Jason Zengerle objects to Barack Obama listing "constitutional law professor" as part of his experience in "public service." Personally, I love that Obama was a law professor (technically a lecturer, since he wasn't tenure-track, but I've heard from U.Chicago sources that he had a tenure-track position whenever he wanted it--which he didn't). As I've relayed to many of my friends, after eight years of being run by an over-promoted fraternity leader, I could stand for a little brilliance in the Oval Office. And while, as an aspiring law professor, I've often joked with my friends that there are few people who would call training new lawyers a "public service," in all seriousness I think the scholars who are trying to illuminate our collective understanding of the law, and set budding attorneys on the right path, are truly doing a great deed for the American people, and deserve to be lauded for it.

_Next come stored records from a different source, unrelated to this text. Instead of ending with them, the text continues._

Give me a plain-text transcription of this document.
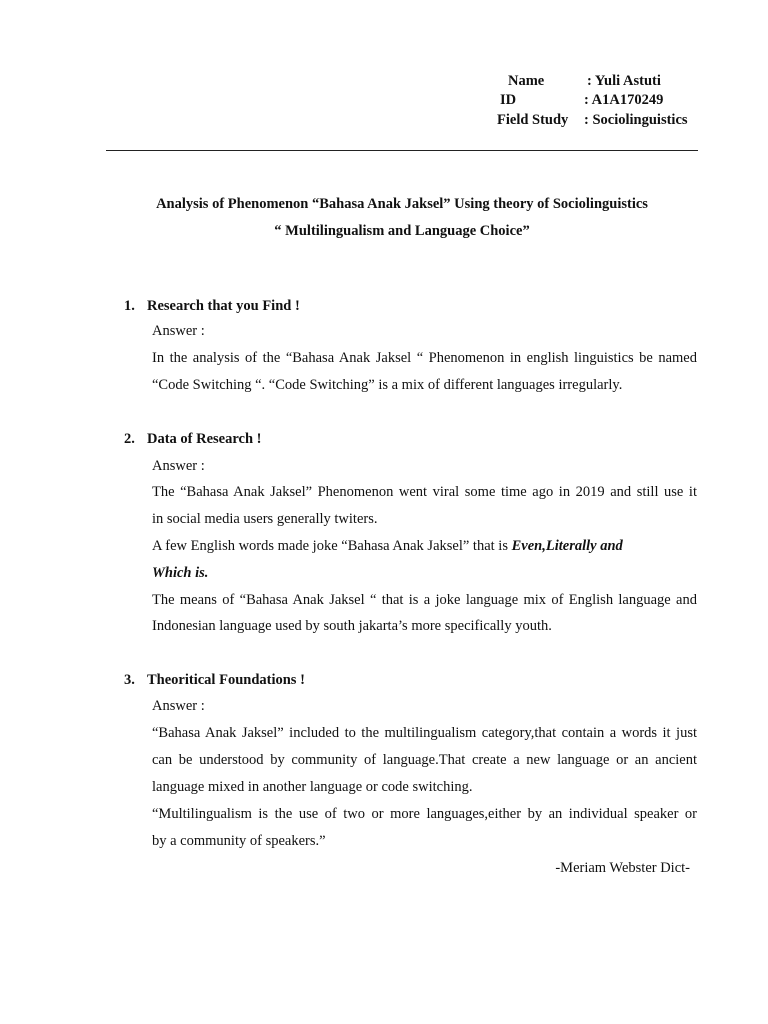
Name	: Yuli Astuti
ID	: A1A170249
Field Study : Sociolinguistics
Analysis of Phenomenon “Bahasa Anak Jaksel” Using theory of Sociolinguistics
“ Multilingualism and Language Choice”
1. Research that you Find !
Answer :
In the analysis of the “Bahasa Anak Jaksel “ Phenomenon in english linguistics be named
“Code Switching “. “Code Switching” is a mix of different languages irregularly.
2. Data of Research !
Answer :
The “Bahasa Anak Jaksel” Phenomenon went viral some time ago in 2019 and still use it
in social media users generally twiters.
A few English words made joke “Bahasa Anak Jaksel” that is Even,Literally and
Which is.
The means of “Bahasa Anak Jaksel “ that is a joke language mix of English language and
Indonesian language used by south jakarta’s more specifically youth.
3. Theoritical Foundations !
Answer :
“Bahasa Anak Jaksel” included to the multilingualism category,that contain a words it just
can be understood by community of language.That create a new language or an ancient
language mixed in another language or code switching.
“Multilingualism is the use of two or more languages,either by an individual speaker or
by a community of speakers.”
-Meriam Webster Dict-
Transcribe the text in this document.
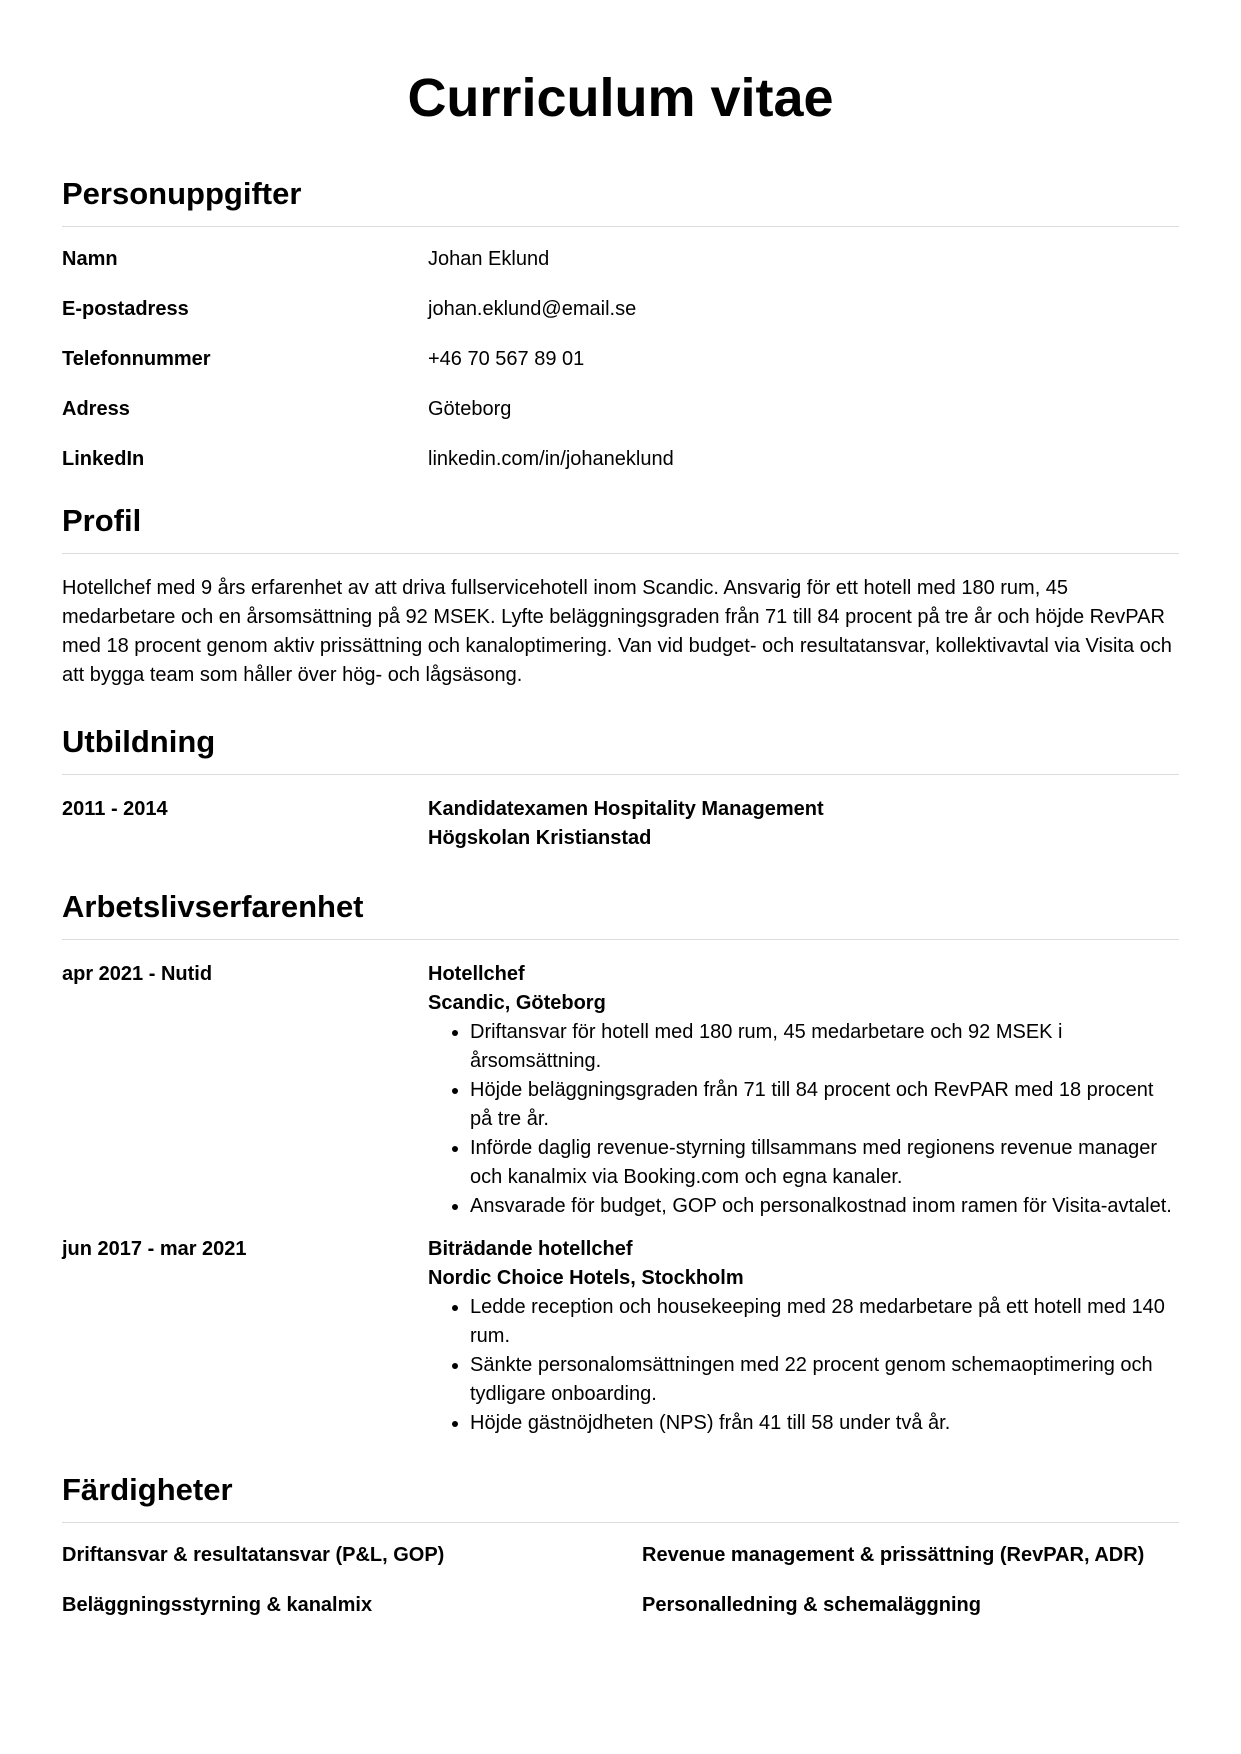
Curriculum vitae
Personuppgifter
Namn	Johan Eklund
E-postadress	johan.eklund@email.se
Telefonnummer	+46 70 567 89 01
Adress	Göteborg
LinkedIn	linkedin.com/in/johaneklund
Profil

Hotellchef med 9 års erfarenhet av att driva fullservicehotell inom Scandic. Ansvarig för ett hotell med 180 rum, 45 medarbetare och en årsomsättning på 92 MSEK. Lyfte beläggningsgraden från 71 till 84 procent på tre år och höjde RevPAR med 18 procent genom aktiv prissättning och kanaloptimering. Van vid budget- och resultatansvar, kollektivavtal via Visita och att bygga team som håller över hög- och lågsäsong.

Utbildning
2011 - 2014	Kandidatexamen Hospitality Management
Högskolan Kristianstad
Arbetslivserfarenhet
apr 2021 - Nutid	Hotellchef
Scandic, Göteborg
• Driftansvar för hotell med 180 rum, 45 medarbetare och 92 MSEK i årsomsättning.
• Höjde beläggningsgraden från 71 till 84 procent och RevPAR med 18 procent på tre år.
• Införde daglig revenue-styrning tillsammans med regionens revenue manager och kanalmix via Booking.com och egna kanaler.
• Ansvarade för budget, GOP och personalkostnad inom ramen för Visita-avtalet.
jun 2017 - mar 2021	Biträdande hotellchef
Nordic Choice Hotels, Stockholm
• Ledde reception och housekeeping med 28 medarbetare på ett hotell med 140 rum.
• Sänkte personalomsättningen med 22 procent genom schemaoptimering och tydligare onboarding.
• Höjde gästnöjdheten (NPS) från 41 till 58 under två år.
Färdigheter
Driftansvar & resultatansvar (P&L, GOP)	Revenue management & prissättning (RevPAR, ADR)
Beläggningsstyrning & kanalmix	Personalledning & schemaläggning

Fortunately, virtually all the comments in Zengerle's post agree with me, so I'm not alone here.


Mark said...

Besides the obvious reason why you like this, is there any historical basis for thinking the Academic community is a good breeding ground for good Executives?

Who were our best "academically qualified" Presidents? Adams, Jefferson, Adams Jr, Wilson? Any others?

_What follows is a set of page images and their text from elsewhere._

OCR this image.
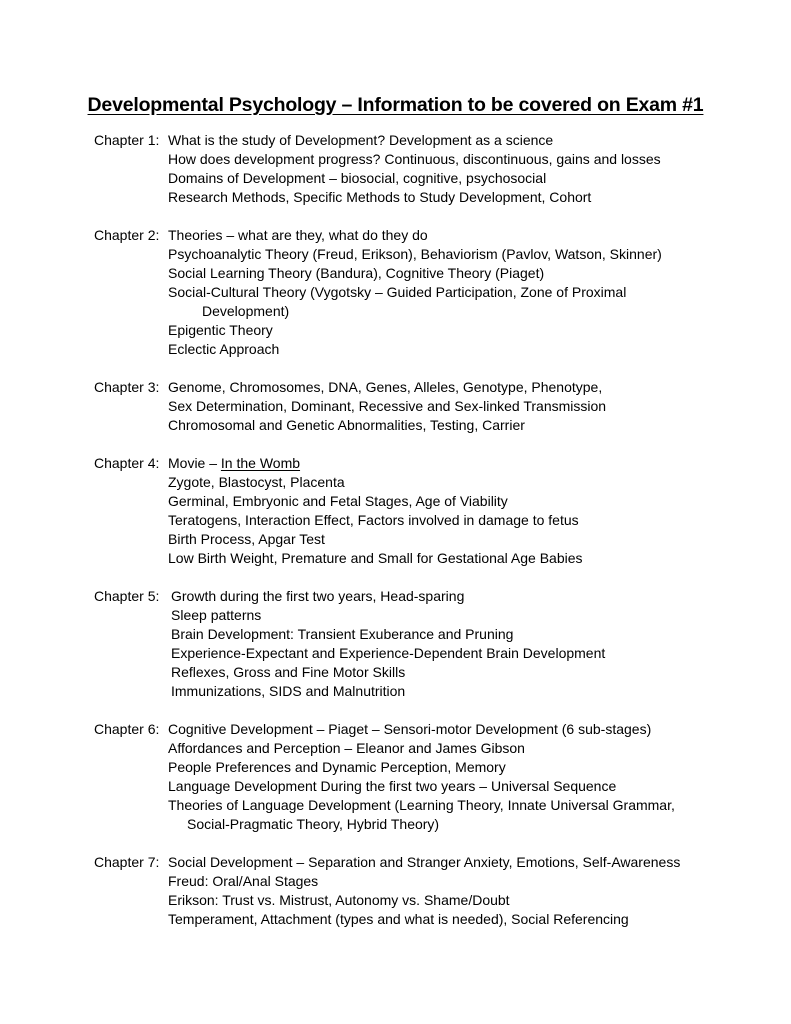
Developmental Psychology – Information to be covered on Exam #1
Chapter 1: What is the study of Development? Development as a science
How does development progress? Continuous, discontinuous, gains and losses
Domains of Development – biosocial, cognitive, psychosocial
Research Methods, Specific Methods to Study Development, Cohort
Chapter 2: Theories – what are they, what do they do
Psychoanalytic Theory (Freud, Erikson), Behaviorism (Pavlov, Watson, Skinner)
Social Learning Theory (Bandura), Cognitive Theory (Piaget)
Social-Cultural Theory (Vygotsky – Guided Participation, Zone of Proximal
Development)
Epigentic Theory
Eclectic Approach
Chapter 3: Genome, Chromosomes, DNA, Genes, Alleles, Genotype, Phenotype,
Sex Determination, Dominant, Recessive and Sex-linked Transmission
Chromosomal and Genetic Abnormalities, Testing, Carrier
Chapter 4: Movie – In the Womb
Zygote, Blastocyst, Placenta
Germinal, Embryonic and Fetal Stages, Age of Viability
Teratogens, Interaction Effect, Factors involved in damage to fetus
Birth Process, Apgar Test
Low Birth Weight, Premature and Small for Gestational Age Babies
Chapter 5: Growth during the first two years, Head-sparing
Sleep patterns
Brain Development: Transient Exuberance and Pruning
Experience-Expectant and Experience-Dependent Brain Development
Reflexes, Gross and Fine Motor Skills
Immunizations, SIDS and Malnutrition
Chapter 6: Cognitive Development – Piaget – Sensori-motor Development (6 sub-stages)
Affordances and Perception – Eleanor and James Gibson
People Preferences and Dynamic Perception, Memory
Language Development During the first two years – Universal Sequence
Theories of Language Development (Learning Theory, Innate Universal Grammar,
Social-Pragmatic Theory, Hybrid Theory)
Chapter 7: Social Development – Separation and Stranger Anxiety, Emotions, Self-Awareness
Freud: Oral/Anal Stages
Erikson: Trust vs. Mistrust, Autonomy vs. Shame/Doubt
Temperament, Attachment (types and what is needed), Social Referencing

I'd think Washington and Lincoln were not.

If you go further back in history looking at Kings and Emporers of Rome/Byzantium, some were qualified. But again, weighing Great vs Horrible as Executive there finds academics in both camps.

It seems to me academic badging is at best a wash.

Anonymous said...

I have to agree with Mark, I'm not sure that the environment of academia is helpful for prospective presidential candidates.

David Schraub said...

I think Madison can be considered pretty scholarly, as well. And Bill Clinton ("What's Right With America", as one of my Facebook group puts it) was a Rhodes Scholar. But the rise of "academia" as we now know it didn't really take off until the turn of the century (legal academia, even a bit later), so it's tough to really make comparisons.

Obviously, being an academic by itself doesn't qualify one to be a President, and I can think of many academics who I definitely don't want as President. But that's true of any profession (there are a whole lot of Governors, Senators, and Representatives I don't want anywhere near the Oval Office). In general, though, I think that being a professor of Constitutional Law is an overall positive and beneficial experience that helps identify Obama as one of the brightest intellectual lights of his generation (and again, I'm absolutely convinced after the past eight years that we can't have another intellectually juvenile President).

PG said...

If it reduces the number of times the president says, "I'm not sure this is constitutional but I guess I'll let the courts figure it out" (cf. Bush signing McCain-Feingold), I think a strong background in constitutional law specifically could only be a plus. If his teaching experience were in antitrust (my favorite area of commercial law), it would be less useful. But given that the president's job in part is to uphold the Constitution, having a firm understanding of what it actually says and what it has been interpreted to mean would be nice.